As is exemplified throughout their new mini-album No Faith, but particularly in the opening track, the blisteringly heavy ‘Stay Free’, Hornets have truly succeeded in surpassing the lazy “post-hardcore” label they have been slapped with for so long, and with this release are firmly cementing their stake in doom-influenced, hard metal territory.
Redolent of early Napalm Death, with James McAuley’s frenetic vocals, Andy Sheils’ and Craig McCloskey‘s calculated dual riffs capable of registering on the Richter scale, and Richard McAuley‘s powerhouse drumming, (with his double kick pedal getting more than its fair share of abuse). ‘Advice’ is a stoner-tinged auditory assault, with its successor, ‘Jehovah’ asking the listener scathingly “Now that the dust has settled/Dig deep inside your souls”, managing to provoke both more groove than its namesake, and minus the unwanted copy of Watchtower magazine.
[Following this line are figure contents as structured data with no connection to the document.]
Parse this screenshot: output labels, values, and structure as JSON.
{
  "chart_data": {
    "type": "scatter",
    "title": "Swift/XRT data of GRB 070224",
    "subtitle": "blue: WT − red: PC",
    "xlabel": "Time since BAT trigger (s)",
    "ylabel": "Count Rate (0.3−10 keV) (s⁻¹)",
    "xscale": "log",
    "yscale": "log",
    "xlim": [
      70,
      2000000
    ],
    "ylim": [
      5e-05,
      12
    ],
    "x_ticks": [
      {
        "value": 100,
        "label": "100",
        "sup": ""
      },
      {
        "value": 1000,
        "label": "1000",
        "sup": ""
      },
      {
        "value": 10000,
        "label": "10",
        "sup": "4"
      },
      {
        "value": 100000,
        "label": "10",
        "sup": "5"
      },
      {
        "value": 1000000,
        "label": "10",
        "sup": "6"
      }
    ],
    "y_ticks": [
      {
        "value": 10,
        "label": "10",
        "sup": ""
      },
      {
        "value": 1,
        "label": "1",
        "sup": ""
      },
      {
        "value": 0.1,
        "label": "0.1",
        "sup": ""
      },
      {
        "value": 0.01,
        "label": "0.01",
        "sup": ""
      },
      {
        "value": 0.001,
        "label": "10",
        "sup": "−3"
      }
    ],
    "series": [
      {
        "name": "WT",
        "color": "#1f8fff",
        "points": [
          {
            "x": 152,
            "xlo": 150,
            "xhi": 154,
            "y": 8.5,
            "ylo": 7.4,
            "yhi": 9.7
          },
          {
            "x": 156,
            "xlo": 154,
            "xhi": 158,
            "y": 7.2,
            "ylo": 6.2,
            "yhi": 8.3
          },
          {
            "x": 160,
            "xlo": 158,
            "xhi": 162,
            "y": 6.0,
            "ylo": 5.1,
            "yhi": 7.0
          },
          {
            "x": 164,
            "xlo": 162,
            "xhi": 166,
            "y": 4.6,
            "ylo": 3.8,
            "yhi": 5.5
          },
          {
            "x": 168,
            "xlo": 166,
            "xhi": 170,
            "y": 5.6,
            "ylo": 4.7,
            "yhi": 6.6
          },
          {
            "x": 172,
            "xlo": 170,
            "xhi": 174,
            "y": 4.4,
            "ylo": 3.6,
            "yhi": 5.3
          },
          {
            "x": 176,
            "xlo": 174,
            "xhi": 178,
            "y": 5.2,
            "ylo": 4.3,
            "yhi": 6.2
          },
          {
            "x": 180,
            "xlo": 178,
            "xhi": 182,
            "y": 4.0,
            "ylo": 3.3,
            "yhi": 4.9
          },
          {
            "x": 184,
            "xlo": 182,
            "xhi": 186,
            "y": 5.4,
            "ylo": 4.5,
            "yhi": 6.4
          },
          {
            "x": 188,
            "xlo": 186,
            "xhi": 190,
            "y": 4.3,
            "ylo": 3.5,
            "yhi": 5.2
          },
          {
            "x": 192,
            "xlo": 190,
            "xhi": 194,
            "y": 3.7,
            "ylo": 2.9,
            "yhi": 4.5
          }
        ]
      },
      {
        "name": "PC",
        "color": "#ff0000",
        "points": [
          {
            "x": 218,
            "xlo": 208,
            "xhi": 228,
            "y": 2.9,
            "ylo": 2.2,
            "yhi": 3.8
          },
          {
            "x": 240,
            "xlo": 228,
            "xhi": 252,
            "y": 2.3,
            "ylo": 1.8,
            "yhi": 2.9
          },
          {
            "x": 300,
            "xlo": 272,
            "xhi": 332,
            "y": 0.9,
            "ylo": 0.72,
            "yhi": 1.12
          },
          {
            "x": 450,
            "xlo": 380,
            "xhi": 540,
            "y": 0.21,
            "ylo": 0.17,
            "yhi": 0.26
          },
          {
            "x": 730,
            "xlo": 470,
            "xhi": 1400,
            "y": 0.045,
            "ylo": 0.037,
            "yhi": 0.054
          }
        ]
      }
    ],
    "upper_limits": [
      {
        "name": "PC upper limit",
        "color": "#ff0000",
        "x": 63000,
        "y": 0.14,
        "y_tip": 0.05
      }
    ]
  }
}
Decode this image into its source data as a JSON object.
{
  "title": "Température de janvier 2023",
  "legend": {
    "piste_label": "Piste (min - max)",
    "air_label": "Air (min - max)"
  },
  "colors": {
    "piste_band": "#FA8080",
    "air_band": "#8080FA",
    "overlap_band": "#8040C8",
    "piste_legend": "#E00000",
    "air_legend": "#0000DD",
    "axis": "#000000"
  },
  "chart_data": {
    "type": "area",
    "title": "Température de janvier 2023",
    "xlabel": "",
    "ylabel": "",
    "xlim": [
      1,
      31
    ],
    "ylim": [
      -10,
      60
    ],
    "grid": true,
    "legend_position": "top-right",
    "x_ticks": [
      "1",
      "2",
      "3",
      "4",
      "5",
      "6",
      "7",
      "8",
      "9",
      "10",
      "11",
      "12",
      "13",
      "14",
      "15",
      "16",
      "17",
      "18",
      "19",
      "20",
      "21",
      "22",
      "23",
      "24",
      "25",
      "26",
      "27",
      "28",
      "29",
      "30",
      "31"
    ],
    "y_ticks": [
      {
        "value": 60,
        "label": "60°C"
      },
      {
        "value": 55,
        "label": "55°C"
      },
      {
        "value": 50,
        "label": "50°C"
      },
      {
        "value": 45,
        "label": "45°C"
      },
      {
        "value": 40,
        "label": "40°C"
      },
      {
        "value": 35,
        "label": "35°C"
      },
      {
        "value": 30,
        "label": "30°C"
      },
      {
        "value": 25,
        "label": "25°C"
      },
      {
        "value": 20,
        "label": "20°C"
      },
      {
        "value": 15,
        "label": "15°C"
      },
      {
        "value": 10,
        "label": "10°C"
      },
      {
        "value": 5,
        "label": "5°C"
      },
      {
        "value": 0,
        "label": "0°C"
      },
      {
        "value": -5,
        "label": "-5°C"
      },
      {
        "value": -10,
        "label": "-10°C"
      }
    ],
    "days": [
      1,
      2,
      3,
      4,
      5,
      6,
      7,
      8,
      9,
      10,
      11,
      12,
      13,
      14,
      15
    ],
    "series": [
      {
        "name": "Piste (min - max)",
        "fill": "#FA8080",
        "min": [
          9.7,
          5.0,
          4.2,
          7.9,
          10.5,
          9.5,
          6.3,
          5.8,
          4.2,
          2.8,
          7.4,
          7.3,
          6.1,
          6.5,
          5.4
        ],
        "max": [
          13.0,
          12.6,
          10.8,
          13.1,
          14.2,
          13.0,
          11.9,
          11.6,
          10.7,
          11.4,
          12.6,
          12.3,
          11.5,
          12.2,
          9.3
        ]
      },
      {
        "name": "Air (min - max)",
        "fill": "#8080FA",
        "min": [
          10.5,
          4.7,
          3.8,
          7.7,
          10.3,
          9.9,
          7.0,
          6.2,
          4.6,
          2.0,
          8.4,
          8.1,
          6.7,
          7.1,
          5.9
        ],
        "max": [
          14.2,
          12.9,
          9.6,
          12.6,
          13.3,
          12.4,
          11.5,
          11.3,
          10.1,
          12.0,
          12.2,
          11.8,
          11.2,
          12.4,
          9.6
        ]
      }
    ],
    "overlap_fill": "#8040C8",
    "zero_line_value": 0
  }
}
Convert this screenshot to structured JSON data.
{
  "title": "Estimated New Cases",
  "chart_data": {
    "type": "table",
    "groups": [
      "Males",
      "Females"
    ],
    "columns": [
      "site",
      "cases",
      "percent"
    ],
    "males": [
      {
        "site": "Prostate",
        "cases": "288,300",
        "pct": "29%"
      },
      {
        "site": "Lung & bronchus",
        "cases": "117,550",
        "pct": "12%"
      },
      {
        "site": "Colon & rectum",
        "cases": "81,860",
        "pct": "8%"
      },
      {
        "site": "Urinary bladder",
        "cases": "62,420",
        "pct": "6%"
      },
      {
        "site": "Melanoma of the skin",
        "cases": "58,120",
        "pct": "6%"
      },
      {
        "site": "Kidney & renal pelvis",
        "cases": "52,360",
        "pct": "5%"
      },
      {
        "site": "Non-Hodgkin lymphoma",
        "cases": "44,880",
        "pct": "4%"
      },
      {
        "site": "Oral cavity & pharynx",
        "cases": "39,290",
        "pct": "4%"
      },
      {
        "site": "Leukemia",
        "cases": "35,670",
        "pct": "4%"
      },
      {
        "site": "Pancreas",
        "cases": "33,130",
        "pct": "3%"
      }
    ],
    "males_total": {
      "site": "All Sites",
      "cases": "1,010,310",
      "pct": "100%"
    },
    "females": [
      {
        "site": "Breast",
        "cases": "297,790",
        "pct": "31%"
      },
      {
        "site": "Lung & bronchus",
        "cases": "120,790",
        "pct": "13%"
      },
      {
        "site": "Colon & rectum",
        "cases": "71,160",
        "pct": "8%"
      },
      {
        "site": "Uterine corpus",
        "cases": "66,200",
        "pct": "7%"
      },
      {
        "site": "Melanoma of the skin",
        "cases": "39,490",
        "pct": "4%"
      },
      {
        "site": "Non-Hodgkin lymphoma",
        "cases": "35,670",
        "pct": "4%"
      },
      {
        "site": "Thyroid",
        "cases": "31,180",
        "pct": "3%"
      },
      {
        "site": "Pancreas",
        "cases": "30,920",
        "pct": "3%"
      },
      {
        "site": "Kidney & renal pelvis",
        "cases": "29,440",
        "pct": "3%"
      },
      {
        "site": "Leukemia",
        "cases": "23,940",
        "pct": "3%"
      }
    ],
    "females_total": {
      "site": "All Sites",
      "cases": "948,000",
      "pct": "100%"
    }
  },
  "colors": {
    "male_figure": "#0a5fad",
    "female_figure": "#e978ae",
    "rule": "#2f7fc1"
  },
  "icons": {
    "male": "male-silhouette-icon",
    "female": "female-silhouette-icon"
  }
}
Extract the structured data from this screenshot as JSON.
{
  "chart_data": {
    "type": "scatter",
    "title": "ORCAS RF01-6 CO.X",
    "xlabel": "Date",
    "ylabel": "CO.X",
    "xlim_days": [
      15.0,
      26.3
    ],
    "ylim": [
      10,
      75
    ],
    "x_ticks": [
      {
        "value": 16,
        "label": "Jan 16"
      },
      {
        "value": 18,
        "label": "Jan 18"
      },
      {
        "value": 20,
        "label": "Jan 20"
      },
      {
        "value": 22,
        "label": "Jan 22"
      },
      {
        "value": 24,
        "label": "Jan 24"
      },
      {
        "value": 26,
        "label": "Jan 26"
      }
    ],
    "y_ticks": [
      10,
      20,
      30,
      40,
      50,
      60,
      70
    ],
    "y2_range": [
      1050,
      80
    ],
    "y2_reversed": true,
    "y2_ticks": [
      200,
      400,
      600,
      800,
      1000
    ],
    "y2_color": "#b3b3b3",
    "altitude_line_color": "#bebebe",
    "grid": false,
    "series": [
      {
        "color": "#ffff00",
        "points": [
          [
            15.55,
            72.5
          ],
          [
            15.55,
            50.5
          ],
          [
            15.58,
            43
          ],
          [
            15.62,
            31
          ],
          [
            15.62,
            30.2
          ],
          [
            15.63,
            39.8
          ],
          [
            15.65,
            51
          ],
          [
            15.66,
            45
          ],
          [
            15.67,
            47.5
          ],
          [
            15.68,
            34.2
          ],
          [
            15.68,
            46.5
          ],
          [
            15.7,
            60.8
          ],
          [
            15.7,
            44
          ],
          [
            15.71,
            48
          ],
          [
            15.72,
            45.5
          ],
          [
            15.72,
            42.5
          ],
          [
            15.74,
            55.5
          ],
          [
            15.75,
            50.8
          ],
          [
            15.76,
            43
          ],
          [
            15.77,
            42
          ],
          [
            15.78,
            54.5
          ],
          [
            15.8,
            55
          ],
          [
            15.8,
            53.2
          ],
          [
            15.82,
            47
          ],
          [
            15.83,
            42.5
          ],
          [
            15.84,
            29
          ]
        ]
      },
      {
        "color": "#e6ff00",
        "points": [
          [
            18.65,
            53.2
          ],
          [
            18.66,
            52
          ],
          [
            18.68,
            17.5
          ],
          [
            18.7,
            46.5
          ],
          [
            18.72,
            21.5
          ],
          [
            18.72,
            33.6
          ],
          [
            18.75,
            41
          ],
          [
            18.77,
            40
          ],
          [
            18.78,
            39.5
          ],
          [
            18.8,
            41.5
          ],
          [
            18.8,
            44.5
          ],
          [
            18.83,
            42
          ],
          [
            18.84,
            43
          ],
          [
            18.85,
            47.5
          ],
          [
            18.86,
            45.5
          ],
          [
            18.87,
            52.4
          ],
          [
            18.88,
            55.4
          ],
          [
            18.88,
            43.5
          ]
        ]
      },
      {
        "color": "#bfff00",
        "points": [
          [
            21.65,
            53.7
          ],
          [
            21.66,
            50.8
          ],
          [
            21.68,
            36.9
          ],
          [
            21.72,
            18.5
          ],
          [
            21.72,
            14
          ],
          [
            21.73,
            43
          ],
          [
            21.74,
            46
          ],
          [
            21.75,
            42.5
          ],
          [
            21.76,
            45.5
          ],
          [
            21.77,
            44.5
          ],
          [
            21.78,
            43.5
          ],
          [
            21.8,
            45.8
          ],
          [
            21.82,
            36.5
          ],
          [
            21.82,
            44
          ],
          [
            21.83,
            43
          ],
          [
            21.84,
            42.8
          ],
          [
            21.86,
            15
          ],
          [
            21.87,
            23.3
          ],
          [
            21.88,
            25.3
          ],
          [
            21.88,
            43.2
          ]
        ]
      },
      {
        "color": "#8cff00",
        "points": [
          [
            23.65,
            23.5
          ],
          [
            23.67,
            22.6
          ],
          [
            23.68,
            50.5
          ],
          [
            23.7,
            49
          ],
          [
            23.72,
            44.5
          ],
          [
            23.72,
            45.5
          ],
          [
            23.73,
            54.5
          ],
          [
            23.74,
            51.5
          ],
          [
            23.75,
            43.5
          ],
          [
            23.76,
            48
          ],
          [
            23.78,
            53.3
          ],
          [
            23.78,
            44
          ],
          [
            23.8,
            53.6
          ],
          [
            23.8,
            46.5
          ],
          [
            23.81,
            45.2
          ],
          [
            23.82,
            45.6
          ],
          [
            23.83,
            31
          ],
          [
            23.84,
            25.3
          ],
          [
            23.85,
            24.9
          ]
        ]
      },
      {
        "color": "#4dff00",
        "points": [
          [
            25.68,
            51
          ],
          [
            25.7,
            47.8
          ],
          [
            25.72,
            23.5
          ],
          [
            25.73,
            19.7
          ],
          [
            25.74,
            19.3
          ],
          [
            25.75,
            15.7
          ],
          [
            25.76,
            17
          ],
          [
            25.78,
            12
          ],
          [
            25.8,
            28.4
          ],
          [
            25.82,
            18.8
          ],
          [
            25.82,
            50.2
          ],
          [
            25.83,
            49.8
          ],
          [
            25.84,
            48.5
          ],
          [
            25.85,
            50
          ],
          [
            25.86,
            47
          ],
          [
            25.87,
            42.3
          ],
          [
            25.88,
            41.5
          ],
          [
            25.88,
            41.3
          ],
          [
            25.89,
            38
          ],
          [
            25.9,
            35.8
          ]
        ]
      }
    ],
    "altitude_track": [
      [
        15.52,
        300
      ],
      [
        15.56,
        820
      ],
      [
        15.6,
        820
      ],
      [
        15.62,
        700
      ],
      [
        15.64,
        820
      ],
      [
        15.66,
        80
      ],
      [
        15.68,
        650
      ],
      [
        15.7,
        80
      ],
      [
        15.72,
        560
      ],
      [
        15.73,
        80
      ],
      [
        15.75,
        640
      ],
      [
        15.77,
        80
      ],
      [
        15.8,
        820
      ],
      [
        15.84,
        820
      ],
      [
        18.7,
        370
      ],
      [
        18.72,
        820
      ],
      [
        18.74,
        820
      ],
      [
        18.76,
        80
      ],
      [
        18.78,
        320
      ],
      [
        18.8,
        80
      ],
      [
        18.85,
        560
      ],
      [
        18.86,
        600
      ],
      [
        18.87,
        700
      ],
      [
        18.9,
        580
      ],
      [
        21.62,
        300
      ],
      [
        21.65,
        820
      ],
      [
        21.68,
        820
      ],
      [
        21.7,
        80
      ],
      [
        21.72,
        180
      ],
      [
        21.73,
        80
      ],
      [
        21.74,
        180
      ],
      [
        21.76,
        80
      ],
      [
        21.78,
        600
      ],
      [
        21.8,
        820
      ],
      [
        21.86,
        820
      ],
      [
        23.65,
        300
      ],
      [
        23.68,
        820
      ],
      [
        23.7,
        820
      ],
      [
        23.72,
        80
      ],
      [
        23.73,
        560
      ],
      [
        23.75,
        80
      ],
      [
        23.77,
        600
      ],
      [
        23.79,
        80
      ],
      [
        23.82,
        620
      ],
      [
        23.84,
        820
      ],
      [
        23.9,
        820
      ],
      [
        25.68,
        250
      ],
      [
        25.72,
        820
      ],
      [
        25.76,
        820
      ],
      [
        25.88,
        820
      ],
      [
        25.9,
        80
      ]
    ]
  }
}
The ominously bruising ‘For Always’ is darkly thunderous in tone, and with McCloskey‘s bass working overtime amongst all the other wonderfully chaotic, gloom-inspired musical elements, it is somehow reminiscent of Houdini-era Melvins, which is only ever a positive comparison to be able to draw. Closing the EP on a menacing note, ‘Behind Me’ is verging on anthemic, with its slower, sludge-driven pace that still manages to deliver high-octane heaviness without compromising- this bodes well for Hornets, proving that they are highly cogent of their musical capabilities and aren’t afraid to give the traditional boundaries within metal sub-genres a good, hard (and much-needed) shove.